IBS patients suffer from increased visceral sensitivity, an alteration in pain signalling pathways. Visceral hypersensitivity produces an abnormal perception of pain caused by a stimulus that does not normally elicit pain (hyperalgesia), increased perception of intestinal gas beyond objective distention (subjective bloating) and increased worry about pain (gut-specific anxiety) (Chey et al., 2015). Visceral hypersensitivity is now recognized as a hallmark of functional bowel disorders by Rome-IV criteria (Lacy & Patel, 2017). The cause of visceral hypersensitivity is multifactorial, it is related to underlying changes in the microbiota, altered calcium channel expression, increased permeability and mast cell activation, as well as altered response of the central nervous system to stimuli from the gut (Crouzet et al., 2013; Fuentes & Christianson, 2016; González-Castro et al., 2017; Piche et al., 2008).

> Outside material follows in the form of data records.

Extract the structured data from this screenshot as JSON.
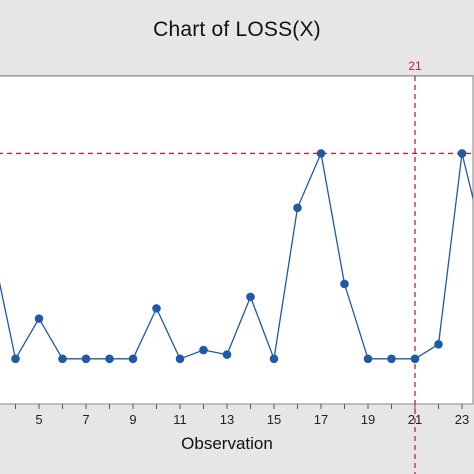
{
  "chart_data": {
    "type": "line",
    "title": "Chart of LOSS(X)",
    "xlabel": "Observation",
    "ylabel": "",
    "x_ticks": [
      5,
      7,
      9,
      11,
      13,
      15,
      17,
      19,
      21,
      23
    ],
    "xlim": [
      3.4,
      23.6
    ],
    "ylim": [
      0,
      10
    ],
    "series": [
      {
        "x": [
          3.3,
          4,
          5,
          6,
          7,
          8,
          9,
          10,
          11,
          12,
          13,
          14,
          15,
          16,
          17,
          18,
          19,
          20,
          21,
          22,
          23,
          23.6
        ],
        "y": [
          3.6,
          1.0,
          2.33,
          1.0,
          1.0,
          1.0,
          1.0,
          2.67,
          1.0,
          1.29,
          1.14,
          3.05,
          1.0,
          6.0,
          7.8,
          3.48,
          1.0,
          1.0,
          1.0,
          1.48,
          7.8,
          5.9
        ],
        "color": "#1f5aa6"
      }
    ],
    "reference_line": {
      "y": 7.8,
      "color": "#c0262c",
      "style": "dashed"
    },
    "vertical_marker": {
      "x": 21,
      "label": "21",
      "color": "#c0262c",
      "style": "dashed"
    },
    "grid": false
  }
}
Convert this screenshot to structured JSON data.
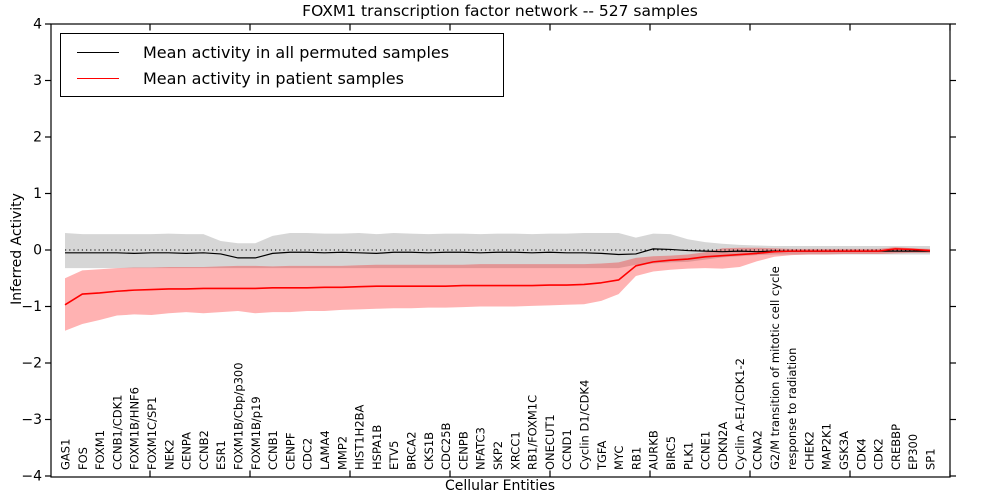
{
  "figure": {
    "background": "#ffffff"
  },
  "legend": {
    "entries": [
      {
        "label": "Mean activity in all permuted samples",
        "color": "#000000"
      },
      {
        "label": "Mean activity in patient samples",
        "color": "#ff0000"
      }
    ]
  },
  "chart_data": {
    "type": "line",
    "title": "FOXM1 transcription factor network -- 527 samples",
    "xlabel": "Cellular Entities",
    "ylabel": "Inferred Activity",
    "ylim": [
      -4,
      4
    ],
    "yticks": [
      -4,
      -3,
      -2,
      -1,
      0,
      1,
      2,
      3,
      4
    ],
    "grid": false,
    "legend_position": "upper-left",
    "zero_line": {
      "y": 0,
      "style": "dotted",
      "color": "#000000"
    },
    "categories": [
      "GAS1",
      "FOS",
      "FOXM1",
      "CCNB1/CDK1",
      "FOXM1B/HNF6",
      "FOXM1C/SP1",
      "NEK2",
      "CENPA",
      "CCNB2",
      "ESR1",
      "FOXM1B/Cbp/p300",
      "FOXM1B/p19",
      "CCNB1",
      "CENPF",
      "CDC2",
      "LAMA4",
      "MMP2",
      "HIST1H2BA",
      "HSPA1B",
      "ETV5",
      "BRCA2",
      "CKS1B",
      "CDC25B",
      "CENPB",
      "NFATC3",
      "SKP2",
      "XRCC1",
      "RB1/FOXM1C",
      "ONECUT1",
      "CCND1",
      "Cyclin D1/CDK4",
      "TGFA",
      "MYC",
      "RB1",
      "AURKB",
      "BIRC5",
      "PLK1",
      "CCNE1",
      "CDKN2A",
      "Cyclin A-E1/CDK1-2",
      "CCNA2",
      "G2/M transition of mitotic cell cycle",
      "response to radiation",
      "CHEK2",
      "MAP2K1",
      "GSK3A",
      "CDK4",
      "CDK2",
      "CREBBP",
      "EP300",
      "SP1"
    ],
    "series": [
      {
        "name": "Mean activity in all permuted samples",
        "color": "#000000",
        "line_width": 1.2,
        "values": [
          -0.05,
          -0.05,
          -0.05,
          -0.05,
          -0.06,
          -0.05,
          -0.05,
          -0.06,
          -0.05,
          -0.07,
          -0.14,
          -0.14,
          -0.06,
          -0.04,
          -0.04,
          -0.05,
          -0.04,
          -0.05,
          -0.06,
          -0.04,
          -0.04,
          -0.05,
          -0.04,
          -0.04,
          -0.05,
          -0.04,
          -0.04,
          -0.05,
          -0.04,
          -0.05,
          -0.05,
          -0.06,
          -0.08,
          -0.07,
          0.02,
          0.01,
          -0.01,
          -0.02,
          -0.03,
          -0.02,
          -0.03,
          -0.02,
          -0.02,
          -0.02,
          -0.02,
          -0.02,
          -0.02,
          -0.02,
          -0.02,
          -0.02,
          -0.02
        ],
        "band": {
          "color": "rgba(0,0,0,0.16)",
          "upper": [
            0.3,
            0.28,
            0.28,
            0.28,
            0.28,
            0.28,
            0.29,
            0.28,
            0.28,
            0.16,
            0.12,
            0.12,
            0.25,
            0.3,
            0.3,
            0.29,
            0.29,
            0.3,
            0.28,
            0.3,
            0.29,
            0.28,
            0.29,
            0.29,
            0.28,
            0.29,
            0.29,
            0.28,
            0.29,
            0.29,
            0.3,
            0.3,
            0.3,
            0.22,
            0.29,
            0.28,
            0.19,
            0.14,
            0.11,
            0.09,
            0.08,
            0.07,
            0.07,
            0.07,
            0.07,
            0.07,
            0.07,
            0.07,
            0.07,
            0.07,
            0.07
          ],
          "lower": [
            -0.32,
            -0.32,
            -0.32,
            -0.32,
            -0.32,
            -0.32,
            -0.32,
            -0.32,
            -0.32,
            -0.32,
            -0.32,
            -0.32,
            -0.32,
            -0.32,
            -0.32,
            -0.32,
            -0.32,
            -0.32,
            -0.32,
            -0.32,
            -0.32,
            -0.32,
            -0.32,
            -0.32,
            -0.32,
            -0.32,
            -0.32,
            -0.32,
            -0.32,
            -0.32,
            -0.32,
            -0.32,
            -0.32,
            -0.26,
            -0.24,
            -0.22,
            -0.21,
            -0.17,
            -0.13,
            -0.11,
            -0.09,
            -0.08,
            -0.08,
            -0.08,
            -0.08,
            -0.08,
            -0.08,
            -0.08,
            -0.08,
            -0.08,
            -0.08
          ]
        }
      },
      {
        "name": "Mean activity in patient samples",
        "color": "#ff0000",
        "line_width": 1.6,
        "values": [
          -0.97,
          -0.78,
          -0.76,
          -0.73,
          -0.71,
          -0.7,
          -0.69,
          -0.69,
          -0.68,
          -0.68,
          -0.68,
          -0.68,
          -0.67,
          -0.67,
          -0.67,
          -0.66,
          -0.66,
          -0.65,
          -0.64,
          -0.64,
          -0.64,
          -0.64,
          -0.64,
          -0.63,
          -0.63,
          -0.63,
          -0.63,
          -0.63,
          -0.62,
          -0.62,
          -0.61,
          -0.58,
          -0.53,
          -0.28,
          -0.21,
          -0.18,
          -0.16,
          -0.12,
          -0.1,
          -0.08,
          -0.06,
          -0.03,
          -0.02,
          -0.02,
          -0.02,
          -0.02,
          -0.02,
          -0.02,
          0.02,
          0.01,
          -0.01
        ],
        "band": {
          "color": "rgba(255,0,0,0.30)",
          "upper": [
            -0.5,
            -0.36,
            -0.34,
            -0.32,
            -0.31,
            -0.31,
            -0.3,
            -0.3,
            -0.3,
            -0.29,
            -0.28,
            -0.28,
            -0.29,
            -0.28,
            -0.28,
            -0.28,
            -0.28,
            -0.27,
            -0.26,
            -0.26,
            -0.26,
            -0.26,
            -0.26,
            -0.26,
            -0.25,
            -0.25,
            -0.25,
            -0.25,
            -0.25,
            -0.25,
            -0.25,
            -0.24,
            -0.22,
            -0.14,
            -0.11,
            -0.1,
            -0.08,
            -0.04,
            0.03,
            0.04,
            0.04,
            0.03,
            0.02,
            0.02,
            0.02,
            0.02,
            0.02,
            0.02,
            0.05,
            0.03,
            0.02
          ],
          "lower": [
            -1.43,
            -1.31,
            -1.24,
            -1.16,
            -1.14,
            -1.15,
            -1.12,
            -1.1,
            -1.12,
            -1.1,
            -1.08,
            -1.12,
            -1.1,
            -1.1,
            -1.08,
            -1.08,
            -1.06,
            -1.05,
            -1.04,
            -1.03,
            -1.03,
            -1.02,
            -1.02,
            -1.01,
            -1.0,
            -1.0,
            -1.0,
            -0.99,
            -0.98,
            -0.97,
            -0.96,
            -0.9,
            -0.78,
            -0.46,
            -0.38,
            -0.35,
            -0.33,
            -0.32,
            -0.33,
            -0.3,
            -0.2,
            -0.12,
            -0.09,
            -0.08,
            -0.08,
            -0.07,
            -0.07,
            -0.07,
            -0.06,
            -0.05,
            -0.05
          ]
        }
      }
    ]
  }
}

Due to the abnormal visceral sensitivity, symptomatology and related anxiety, the health-related quality of life of IBS patients is severely compromised. Quality of life of IBS subjects has been shown to be even more related to extraintestinal symptoms (headache, sleep disturbances, post-traumatic stress disorder, temporomandibular joint disorder, sicca syndrome, back/pelvic pain, myalgias, back pain, and chronic pelvic pain) than gastrointestinal symptoms (Rey et al., 2008; Spiegel et al., 2004) and can have a significant economic cost (Agarwal & Spiegel, 2011).
Therefore, successful treatment for IBS should be targeting both the gastrointestinal symptoms as well as extraintestinal symptoms to target the condition as a whole.